That much was made clear in the first three minutes of a Dec. 3 briefing of the City Council by Human Services Department director Patricia McInturff and Parks facilities manager Cheryl Fraser.
Fraser began the 15-minute briefing by saying the “abatement” of camps on Parks-owned property is prompted by complaints about “drinking, drug use, and noise” and “the increased presence of rodents” as well as “excessive damage” from campfires.

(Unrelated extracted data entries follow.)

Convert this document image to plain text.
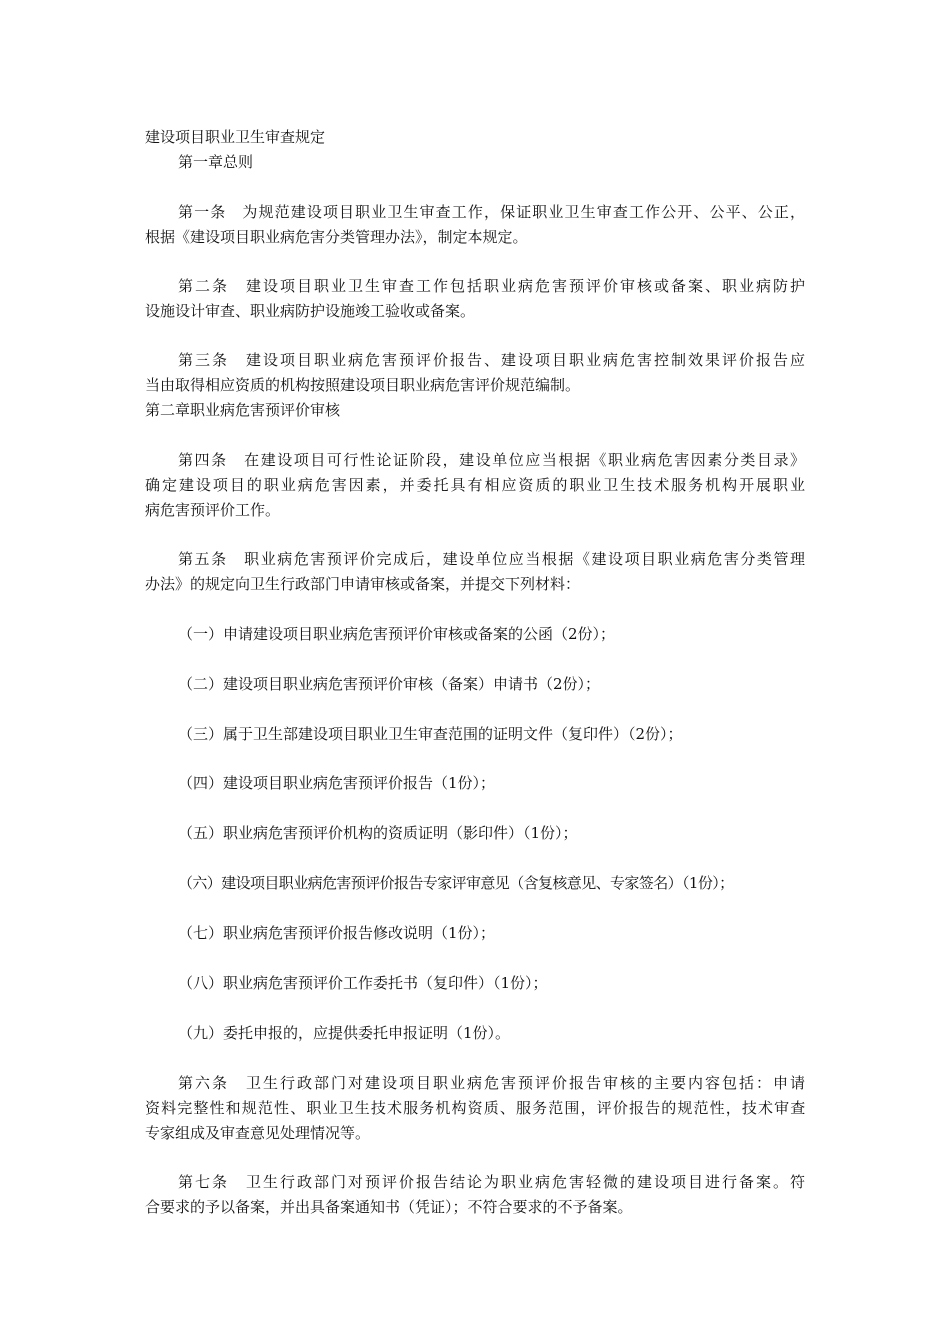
建设项目职业卫生审查规定
第一章总则
第一条　为规范建设项目职业卫生审查工作，保证职业卫生审查工作公开、公平、公正，
根据《建设项目职业病危害分类管理办法》，制定本规定。
第二条　建设项目职业卫生审查工作包括职业病危害预评价审核或备案、职业病防护
设施设计审查、职业病防护设施竣工验收或备案。
第三条　建设项目职业病危害预评价报告、建设项目职业病危害控制效果评价报告应
当由取得相应资质的机构按照建设项目职业病危害评价规范编制。
第二章职业病危害预评价审核
第四条　在建设项目可行性论证阶段，建设单位应当根据《职业病危害因素分类目录》
确定建设项目的职业病危害因素，并委托具有相应资质的职业卫生技术服务机构开展职业
病危害预评价工作。
第五条　职业病危害预评价完成后，建设单位应当根据《建设项目职业病危害分类管理
办法》的规定向卫生行政部门申请审核或备案，并提交下列材料：
（一）申请建设项目职业病危害预评价审核或备案的公函（2份）；
（二）建设项目职业病危害预评价审核（备案）申请书（2份）；
（三）属于卫生部建设项目职业卫生审查范围的证明文件（复印件）（2份）；
（四）建设项目职业病危害预评价报告（1份）；
（五）职业病危害预评价机构的资质证明（影印件）（1份）；
（六）建设项目职业病危害预评价报告专家评审意见（含复核意见、专家签名）（1份）；
（七）职业病危害预评价报告修改说明（1份）；
（八）职业病危害预评价工作委托书（复印件）（1份）；
（九）委托申报的，应提供委托申报证明（1份）。
第六条　卫生行政部门对建设项目职业病危害预评价报告审核的主要内容包括：申请
资料完整性和规范性、职业卫生技术服务机构资质、服务范围，评价报告的规范性，技术审查
专家组成及审查意见处理情况等。
第七条　卫生行政部门对预评价报告结论为职业病危害轻微的建设项目进行备案。符
合要求的予以备案，并出具备案通知书（凭证）；不符合要求的不予备案。
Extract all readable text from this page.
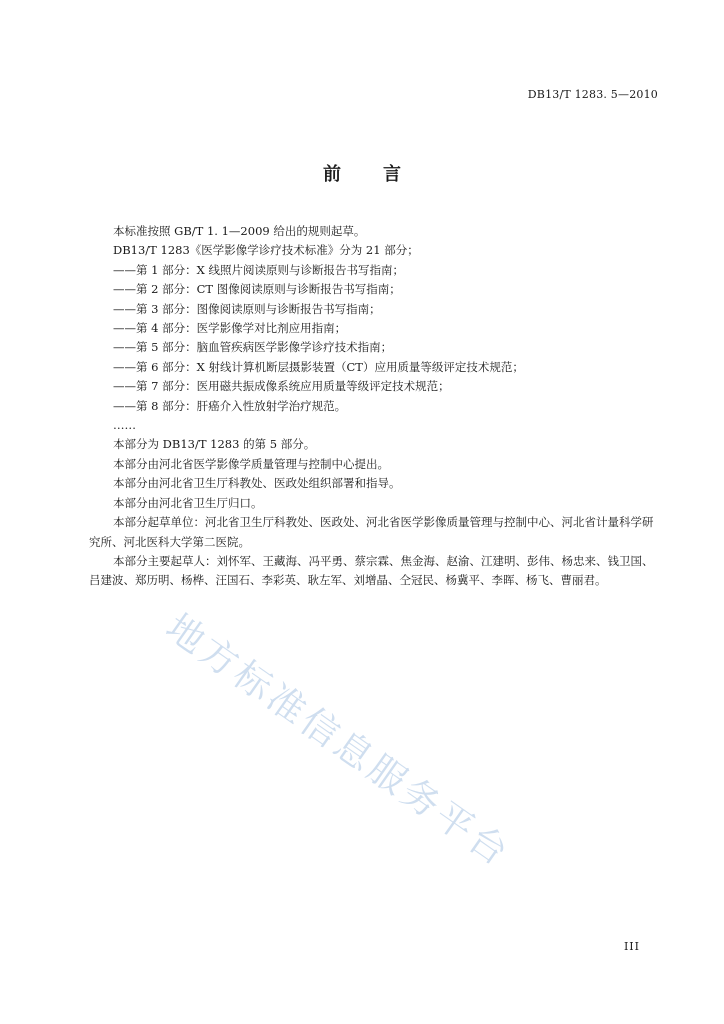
DB13/T 1283. 5—2010
前 言
本标准按照 GB/T 1. 1—2009 给出的规则起草。
DB13/T 1283《医学影像学诊疗技术标准》分为 21 部分；
——第 1 部分：X 线照片阅读原则与诊断报告书写指南；
——第 2 部分：CT 图像阅读原则与诊断报告书写指南；
——第 3 部分：图像阅读原则与诊断报告书写指南；
——第 4 部分：医学影像学对比剂应用指南；
——第 5 部分：脑血管疾病医学影像学诊疗技术指南；
——第 6 部分：X 射线计算机断层摄影装置（CT）应用质量等级评定技术规范；
——第 7 部分：医用磁共振成像系统应用质量等级评定技术规范；
——第 8 部分：肝癌介入性放射学治疗规范。
……
本部分为 DB13/T 1283 的第 5 部分。
本部分由河北省医学影像学质量管理与控制中心提出。
本部分由河北省卫生厅科教处、医政处组织部署和指导。
本部分由河北省卫生厅归口。
本部分起草单位：河北省卫生厅科教处、医政处、河北省医学影像质量管理与控制中心、河北省计量科学研究所、河北医科大学第二医院。
本部分主要起草人：刘怀军、王藏海、冯平勇、蔡宗霖、焦金海、赵渝、江建明、彭伟、杨忠来、钱卫国、吕建波、郑历明、杨桦、汪国石、李彩英、耿左军、刘增晶、仝冠民、杨冀平、李晖、杨飞、曹丽君。
地方标准信息服务平台
III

Projecting video footage of what appeared to be cast-off clothing littered about a camp, she said that cleaning up such an area “is not a job that anyone wants.”

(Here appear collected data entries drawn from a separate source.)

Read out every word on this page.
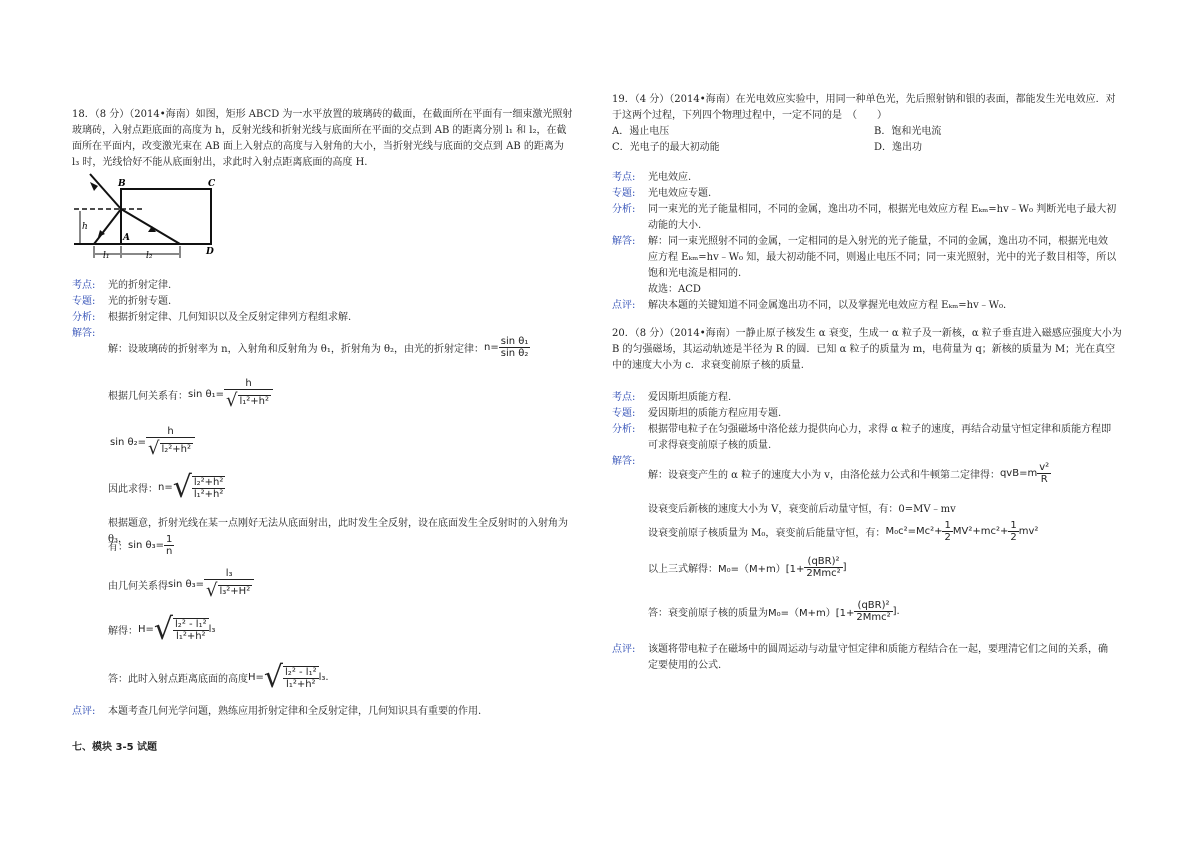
18．（8 分）（2014•海南）如图，矩形 ABCD 为一水平放置的玻璃砖的截面，在截面所在平面有一细束激光照射
玻璃砖，入射点距底面的高度为 h，反射光线和折射光线与底面所在平面的交点到 AB 的距离分别 l₁ 和 l₂，在截
面所在平面内，改变激光束在 AB 面上入射点的高度与入射角的大小，当折射光线与底面的交点到 AB 的距离为
l₃ 时，光线恰好不能从底面射出，求此时入射点距离底面的高度 H.
B	C
A
D
h
l₁	l₂
考点: 光的折射定律.
专题: 光的折射专题.
分析: 根据折射定律、几何知识以及全反射定律列方程组求解.
解答:
解：设玻璃砖的折射率为 n，入射角和反射角为 θ₁，折射角为 θ₂，由光的折射定律：$n= \frac{\text{sin θ₁}}{\text{sin θ₂}}$
根据几何关系有：$\sin \theta_1= \frac{h}{\text{√ l₁²+h²}}$
$\sin \theta_2= \frac{h}{\text{√ l₂²+h²}}$
因此求得：$n=√ \frac{\text{l₂²+h²}}{\text{l₁²+h²}}$
根据题意，折射光线在某一点刚好无法从底面射出，此时发生全反射，设在底面发生全反射时的入射角为 θ₃，
有：$\sin \theta_3= \frac{1}{n}$
由几何关系得$\sin \theta_3= \frac{\text{l₃}}{\text{√ l₃²+H²}}$
解得：$H=√ \frac{\text{l₂² - l₁²}}{\text{l₁²+h²}} l_3$
答：此时入射点距离底面的高度$H=√ \frac{\text{l₂² - l₁²}}{\text{l₁²+h²}} l_3$.
点评: 本题考查几何光学问题，熟练应用折射定律和全反射定律，几何知识具有重要的作用.
七、模块 3-5 试题
19．（4 分）（2014•海南）在光电效应实验中，用同一种单色光，先后照射钠和银的表面，都能发生光电效应．对
于这两个过程，下列四个物理过程中，一定不同的是　（　　）
A．遏止电压	B．饱和光电流
C．光电子的最大初动能	D．逸出功
考点: 光电效应.
专题: 光电效应专题.
分析: 同一束光的光子能量相同，不同的金属，逸出功不同，根据光电效应方程 Eₖₘ=hv﹣W₀ 判断光电子最大初
动能的大小.
解答: 解：同一束光照射不同的金属，一定相同的是入射光的光子能量，不同的金属，逸出功不同，根据光电效
应方程 Eₖₘ=hv﹣W₀ 知，最大初动能不同，则遏止电压不同；同一束光照射，光中的光子数目相等，所以
饱和光电流是相同的.
故选：ACD
点评: 解决本题的关键知道不同金属逸出功不同，以及掌握光电效应方程 Eₖₘ=hv﹣W₀.
20．（8 分）（2014•海南）一静止原子核发生 α 衰变，生成一 α 粒子及一新核，α 粒子垂直进入磁感应强度大小为
B 的匀强磁场，其运动轨迹是半径为 R 的圆．已知 α 粒子的质量为 m，电荷量为 q；新核的质量为 M；光在真空
中的速度大小为 c．求衰变前原子核的质量.
考点: 爱因斯坦质能方程.
专题: 爱因斯坦的质能方程应用专题.
分析: 根据带电粒子在匀强磁场中洛伦兹力提供向心力，求得 α 粒子的速度，再结合动量守恒定律和质能方程即
可求得衰变前原子核的质量.
解答:
解：设衰变产生的 α 粒子的速度大小为 v，由洛伦兹力公式和牛顿第二定律得：$qvB=m \frac{\text{v²}}{R}$
设衰变后新核的速度大小为 V，衰变前后动量守恒，有：0=MV﹣mv
设衰变前原子核质量为 M₀，衰变前后能量守恒，有：$M_0c^2=Mc^2+ \frac{1}{2} MV^2+mc^2+ \frac{1}{2} mv^2$
以上三式解得：$M_0=(M+m)[1+ \frac{\text{(qBR)²}}{\text{2Mmc²}}$ ]
答：衰变前原子核的质量为$M_0=(M+m)[1+ \frac{\text{(qBR)²}}{\text{2Mmc²}}$ ].
点评: 该题将带电粒子在磁场中的圆周运动与动量守恒定律和质能方程结合在一起，要理清它们之间的关系，确
定要使用的公式.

McInturff noted the city’s efforts to forward the 10-year plan to end homelessness. “These encampments are not part of the solution, they’re part of the problem,” she said.
City officials are working up a new encampments policy — a fact revealed by Real Change earlier this fall [“Swept but Still Dirty,” Oct. 31], and McInturff assured the Council that the city will do a better job of outreach and notification. “I think we can all agree that people deserve to be notified,” she said.
As to storing the possessions of people whose things are taken, “We don’t have the room, and most of these are things you don’t want to store.”
Dan Wise of the Aloha Inn and Alison Eisinger of the Seattle/King County Coalition for the Homeless, also invited to speak at the briefing, suggested the clearances are “counterproductive, ineffectual, and in fact immoral,” in Eisinger’s words.
“Increased enforcement leads people to being further marginalized from society,” said Wise, “to being driven farther into the woods.” If people are turned away from shelters because they’re full — as advocates say happened on snowy, rainy nights Dec. 1-2 — how can the city justifiably take their only remaining source of comfort, their blankets?
It’s still an open question, as reports in both daily papers last week of a halt in the city’s sweeps were premature.
“The City’s position was not represented correctly” by a Nov. 27 article in The Seattle Times, McInturff told advocates in an email the next day. Instead, she wrote, the city “will continue to address encampment complaints and removal in the same way that we have for the last several years.”
Citizens and advocates, including Real Change, had called for a stop to the stepped-up monthly sweeps of encampments on a “Top 10” list of high-profile, frequently used areas compiled by the police, the state Department of Corrections, and other city officials. The city has apparently put this “proactive” approach on hold — but that’s well short of a blanket moratorium.
McInturff, who promised to return to the council in January with a new protocol, told the council that the city was responding to specific complaints about camping on a “case by case” basis.
“I would hope there’d be no cases,” said City Council President Nick Licata, who circulated a letter among his colleagues in November asking the Mayor’s office to impose the moratorium.